Nel 1754 non tutte le stanze risultavano occupate. Al secondo piano vari ambienti erano stati riassegnati da poco o figuravano come del tutto disabitati. Quale fosse lo stato dello stabile quando, dopo la prima abolizione dell’Ordine (1808), venne annesso dai francesi al Demanio non è noto. Di certo però di lì a poco la sua parcellizzazione e vendita (per due terzi fu destinato a privati e per un terzo all’Opera del Duomo), così come i suoi rapidi passaggi di mano ottocenteschi non permisero, come in altri edifici sulla Piazza, di preservare all’interno della sua ala sinistra traccia delle strutture medievali originali. Tra i proprietari si annoverano Alessandro Sproni, che acquisì una parte nel 1811 e l’altra nel 1816, e il cav. [Piero] Finocchietti, almeno dal 1847, quando concesse all’architetto Tito Della Santa l’autorizzazione per prendere la pianta del palazzo e disegnarne lo spaccato, alla ricerca della Torre della Fame, su commissione del dantista Lord George John Warren Vernon. In quel momento, l’edificio affacciava, nel suo lato verso il Palazzo della Carovana, sull’«orto del signor prof.re [Giovanni] Rosini», docente e celebre letterato pisano.
Infine, dopo alcuni passaggi di eredità, il conte Eugenio Finocchietti vendette il Palazzo dell’Orologio al conte Alberto della Gherardesca (1919), che in memoria dell’avo Ugolino, cercò di valorizzarne il passato con arredi in stile neogotico ancora visibili al suo interno. Alle soglie del centenario dantesco, il non sempre facile dialogo con il soprintendente Peleo Bacci, tra entusiasmi neo-medievali e cautele finanziarie post-belliche, portò all’apertura della quadrifora, ma senza avviare né in facciata né all’interno gli interventi necessari alla piena riscoperta storica dell’immobile.
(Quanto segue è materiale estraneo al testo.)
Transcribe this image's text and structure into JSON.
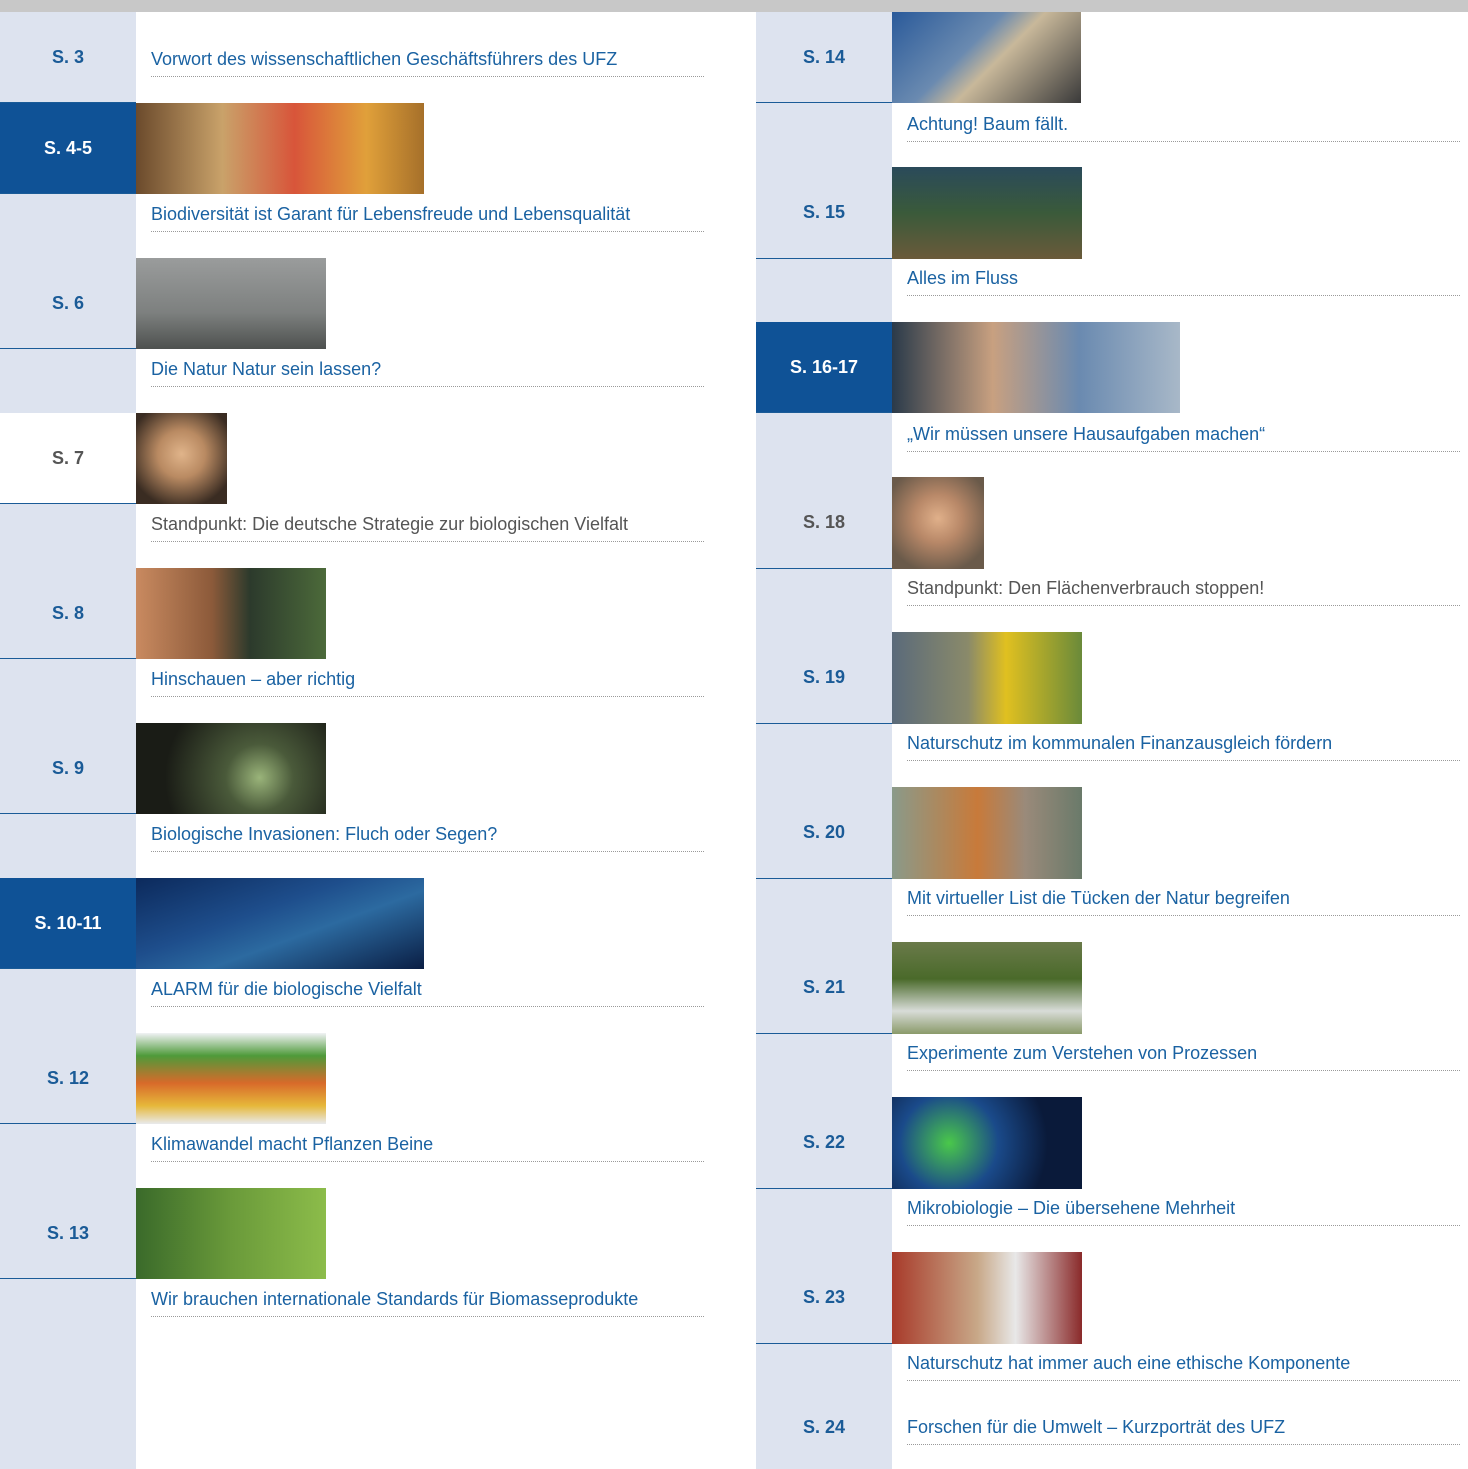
{
  "left": [
    {
      "page": "S. 3",
      "title": "Vorwort des wissenschaftlichen Geschäftsführers des UFZ"
    },
    {
      "page": "S. 4-5",
      "title": "Biodiversität ist Garant für Lebensfreude und Lebensqualität"
    },
    {
      "page": "S. 6",
      "title": "Die Natur Natur sein lassen?"
    },
    {
      "page": "S. 7",
      "title": "Standpunkt: Die deutsche Strategie zur biologischen Vielfalt"
    },
    {
      "page": "S. 8",
      "title": "Hinschauen – aber richtig"
    },
    {
      "page": "S. 9",
      "title": "Biologische Invasionen: Fluch oder Segen?"
    },
    {
      "page": "S. 10-11",
      "title": "ALARM für die biologische Vielfalt"
    },
    {
      "page": "S. 12",
      "title": "Klimawandel macht Pflanzen Beine"
    },
    {
      "page": "S. 13",
      "title": "Wir brauchen internationale Standards für Biomasseprodukte"
    }
  ],
  "right": [
    {
      "page": "S. 14",
      "title": "Achtung! Baum fällt."
    },
    {
      "page": "S. 15",
      "title": "Alles im Fluss"
    },
    {
      "page": "S. 16-17",
      "title": "„Wir müssen unsere Hausaufgaben machen“"
    },
    {
      "page": "S. 18",
      "title": "Standpunkt: Den Flächenverbrauch stoppen!"
    },
    {
      "page": "S. 19",
      "title": "Naturschutz im kommunalen Finanzausgleich fördern"
    },
    {
      "page": "S. 20",
      "title": "Mit virtueller List die Tücken der Natur begreifen"
    },
    {
      "page": "S. 21",
      "title": "Experimente zum Verstehen von Prozessen"
    },
    {
      "page": "S. 22",
      "title": "Mikrobiologie – Die übersehene Mehrheit"
    },
    {
      "page": "S. 23",
      "title": "Naturschutz hat immer auch eine ethische Komponente"
    },
    {
      "page": "S. 24",
      "title": "Forschen für die Umwelt – Kurzporträt des UFZ"
    }
  ],
  "colors": {
    "accent": "#0f5296",
    "side": "#dde3ef",
    "link": "#1a62a2",
    "text_gray": "#555555"
  }
}
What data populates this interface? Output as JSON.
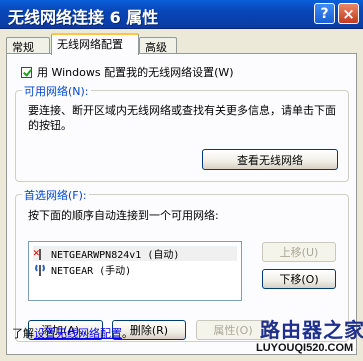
{
  "window": {
    "title": "无线网络连接 6 属性",
    "help_label": "?",
    "close_label": "×"
  },
  "tabs": [
    {
      "label": "常规",
      "active": false
    },
    {
      "label": "无线网络配置",
      "active": true
    },
    {
      "label": "高级",
      "active": false
    }
  ],
  "config": {
    "use_windows_checked": true,
    "use_windows_label": "用 Windows 配置我的无线网络设置(W)"
  },
  "available": {
    "title": "可用网络(N):",
    "description": "要连接、断开区域内无线网络或查找有关更多信息，请单击下面的按钮。",
    "view_button": "查看无线网络"
  },
  "preferred": {
    "title": "首选网络(F):",
    "description": "按下面的顺序自动连接到一个可用网络:",
    "networks": [
      {
        "label": "NETGEARWPN824v1 (自动)",
        "icon": "wireless-disconnected-icon",
        "selected": true
      },
      {
        "label": "NETGEAR (手动)",
        "icon": "wireless-antenna-icon",
        "selected": false
      }
    ],
    "move_up": "上移(U)",
    "move_down": "下移(O)",
    "add": "添加(A)...",
    "remove": "删除(R)",
    "properties": "属性(O)"
  },
  "learn": {
    "prefix": "了解",
    "link": "设置无线网络配置",
    "suffix": "。"
  },
  "watermark": {
    "chinese": "路由器之家",
    "english": "LUYOUQI520.COM"
  }
}
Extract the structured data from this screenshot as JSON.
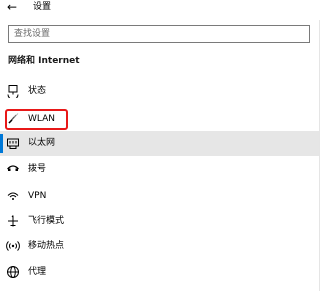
{
  "titlebar": {
    "back_label": "←",
    "title": "设置"
  },
  "search": {
    "placeholder": "查找设置"
  },
  "section": {
    "title": "网络和 Internet"
  },
  "nav": [
    {
      "label": "状态",
      "icon": "status-icon"
    },
    {
      "label": "WLAN",
      "icon": "wifi-icon"
    },
    {
      "label": "以太网",
      "icon": "ethernet-icon",
      "selected": true
    },
    {
      "label": "拨号",
      "icon": "dialup-icon"
    },
    {
      "label": "VPN",
      "icon": "vpn-icon"
    },
    {
      "label": "飞行模式",
      "icon": "airplane-icon"
    },
    {
      "label": "移动热点",
      "icon": "hotspot-icon"
    },
    {
      "label": "代理",
      "icon": "proxy-icon"
    }
  ],
  "colors": {
    "accent": "#0078d7",
    "selected_bg": "#e6e6e6",
    "annotation": "#e81818"
  }
}
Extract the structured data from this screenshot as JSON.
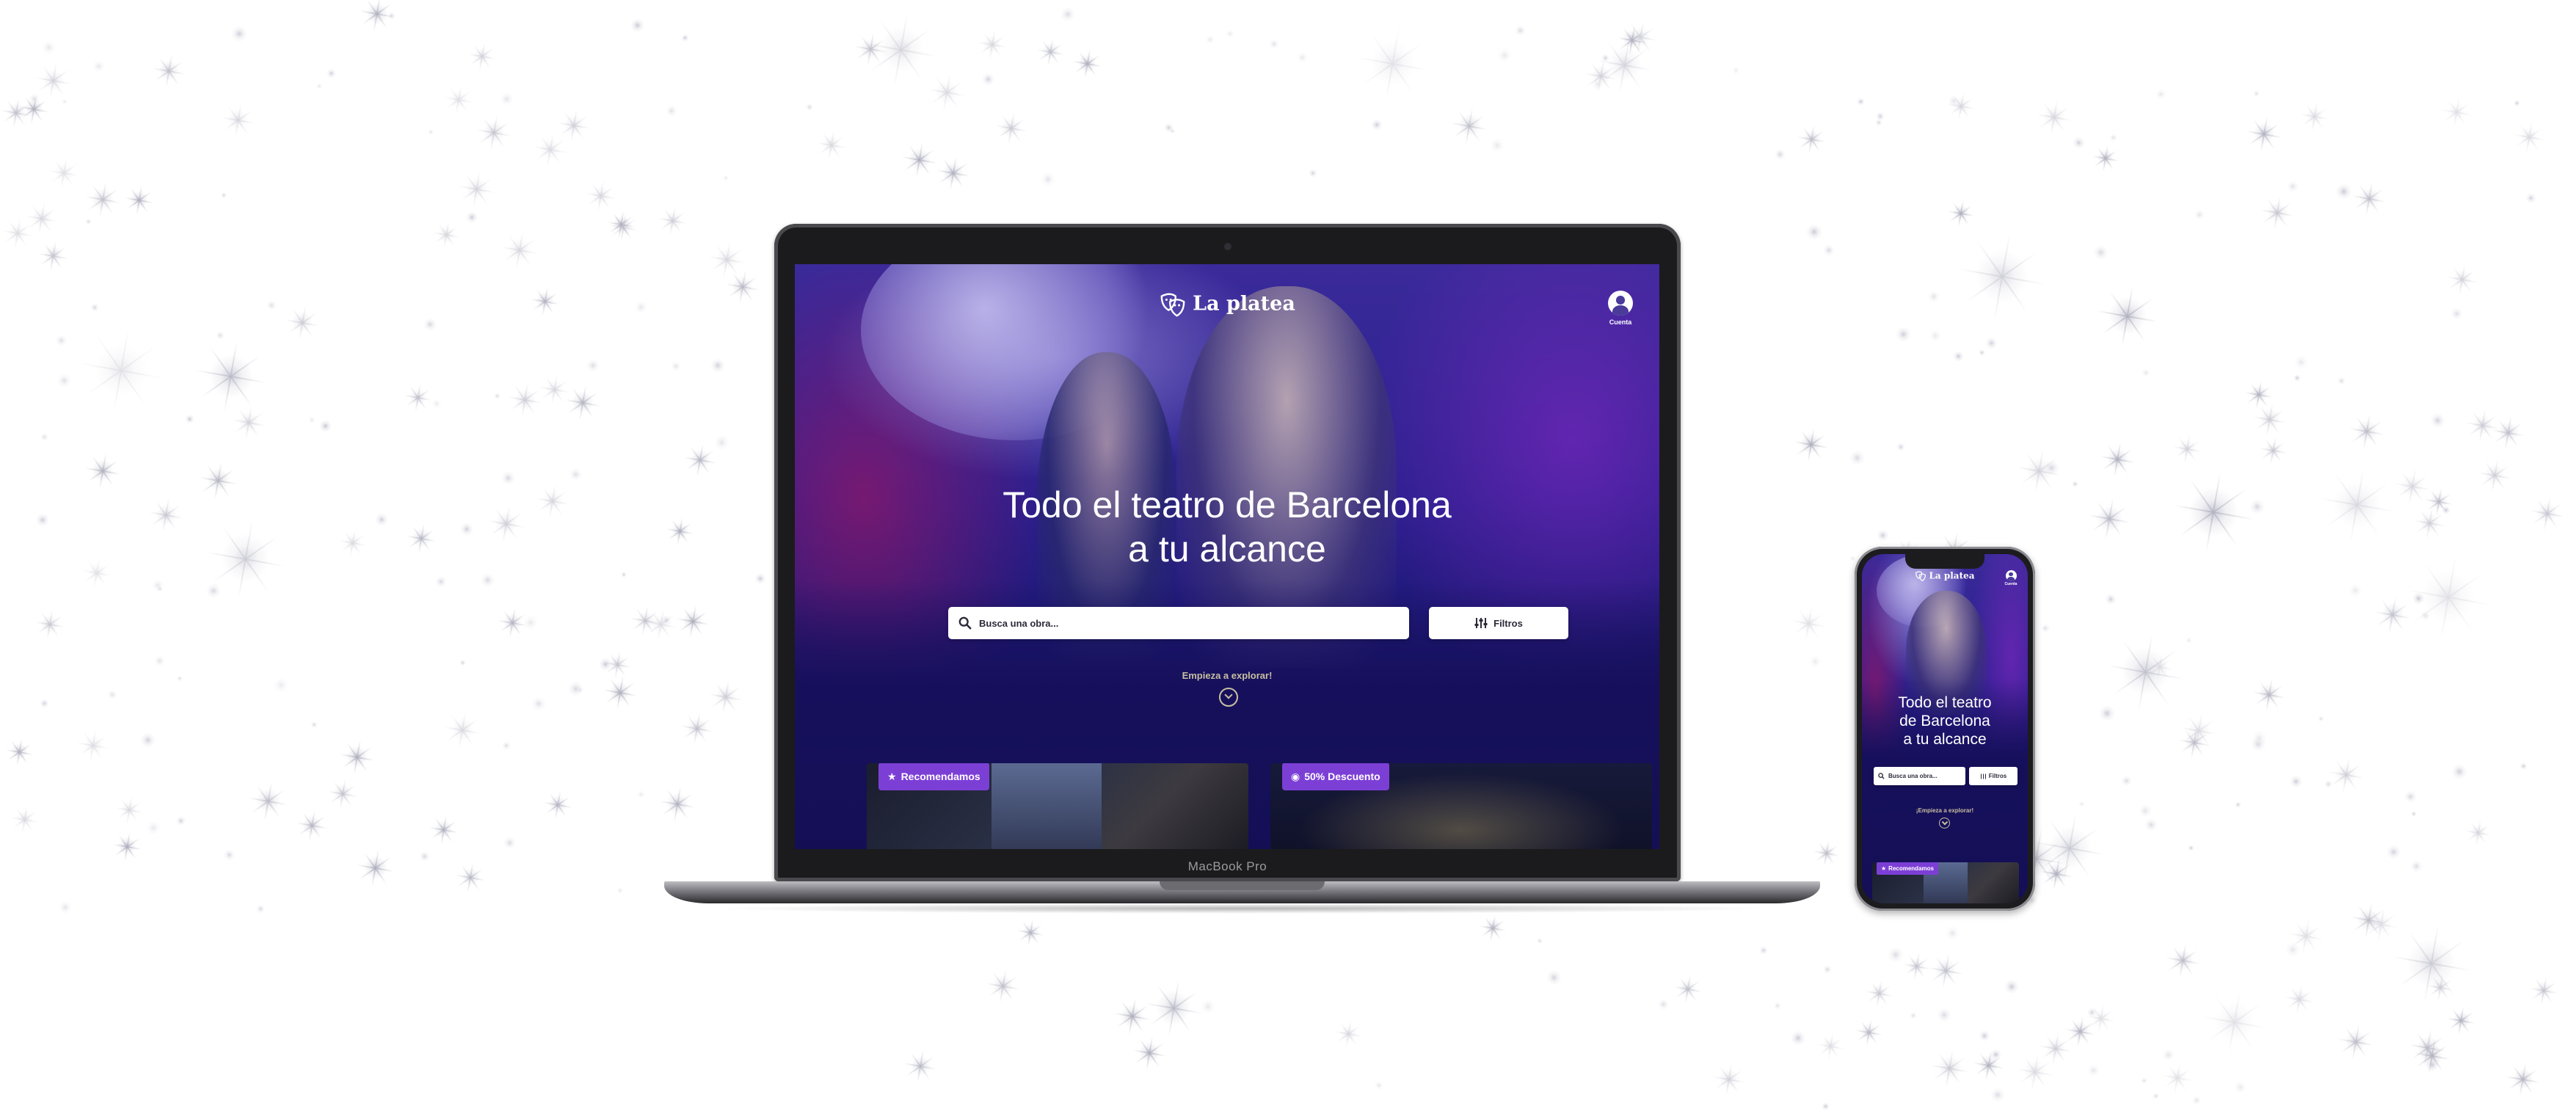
{
  "brand": {
    "name": "La platea",
    "logo_icon": "theatre-masks-icon"
  },
  "account": {
    "label": "Cuenta",
    "icon": "user-circle-icon"
  },
  "hero": {
    "headline_line1": "Todo el teatro de Barcelona",
    "headline_line2": "a tu alcance",
    "mobile_line1": "Todo el teatro",
    "mobile_line2": "de Barcelona",
    "mobile_line3": "a tu alcance"
  },
  "search": {
    "placeholder": "Busca una obra...",
    "icon": "search-icon"
  },
  "filters": {
    "label": "Filtros",
    "icon": "sliders-icon"
  },
  "explore": {
    "label": "Empieza a explorar!",
    "mobile_label": "¡Empieza a explorar!",
    "icon": "chevron-down-icon"
  },
  "cards": [
    {
      "badge": "Recomendamos",
      "badge_icon": "star-icon"
    },
    {
      "badge": "50% Descuento",
      "badge_icon": "discount-icon"
    }
  ],
  "device": {
    "laptop_label": "MacBook Pro"
  },
  "colors": {
    "badge": "#7c3fd6",
    "hero_deep": "#15105a",
    "hero_mid": "#2a1f8e",
    "explore": "#c9bfa0"
  }
}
Sarà solo con il definitivo passaggio di proprietà alla Scuola Normale nel 1970 che prenderà avvio un radicale restauro conservativo del Palazzo dell’Orologio, nel quale saranno riportati in luce i resti della Torre della Fame e al termine del quale l’edificio divenne la nuova sede della Biblioteca dell’istituzione.